A few weeks ago three vans of Nicholas School students ventured to the southern Appalachians to talk about water. Luckily for me I hadn't taken 15 passenger van training yet -thank you Megan, Erin and Anna and, a special thanks to Mark Panny for organizing the trip!
First stop: Cathy's Creek - hiking around a headwater tributary of the French Broad.
As we hiked we talked about a few topics of interest. The first being a discussion on where the stream starts, and how this could be interpreted in regards to policy and regulation. Megan Fork and Erin Seybold talked about carbon cycling in the context of where comes from, how it gets to the stream and what happens in-stream once it gets there. Martin enthralled us with the first of a few readings, perhaps the first being from Walden.

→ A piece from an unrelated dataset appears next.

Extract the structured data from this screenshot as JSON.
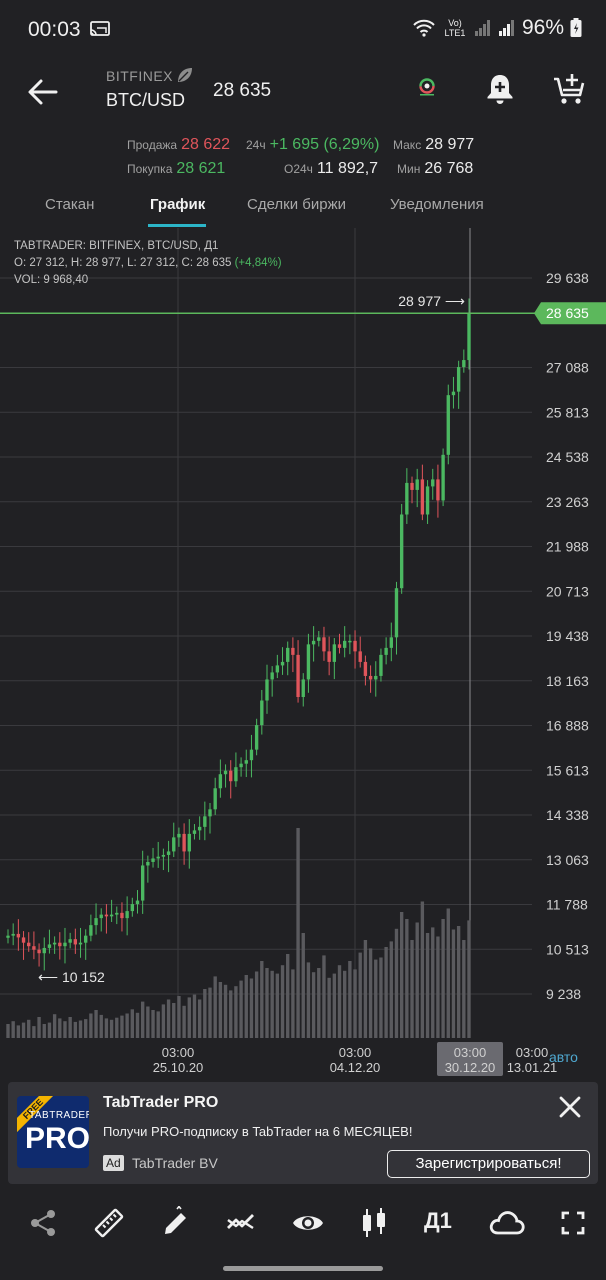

2nd stop: Cathy's Creek water treatment plant. We didn't get a tour since it was Saturday (hopefully next year!), but we did go over some of the basics of drinking water treatment. This treatment plant produces about 1.5 million gallons of drinking water a day.
3rd stop: Oskar Blues Brewery - What a better use of water than to make beer!
While touring the new brewery we (Martin and Mark) estimated that the brewery was using about 120,000 gallons of water/ day to produce ~50,000 barrels ( 1 barrel =~ 2 kegs = ~ 32 gallons) of beer per year.
Day 2: Canoeing down the French Broad River
A beautiful fall day on the river was a great way to get our minds thinking about the work rivers do. The movement of water is dynamic, which influences the type and amount of sediment and nutrients that it carries . At this point in the watershed the river was a light brown, with a considerably higher sediment load (and dissolved organic carbon!) than in Cathy's creek. We looked at bed forms on the bottom of an incoming creek and added some Rhodamine, a red dye that helps visualize eddies and currents in the stream.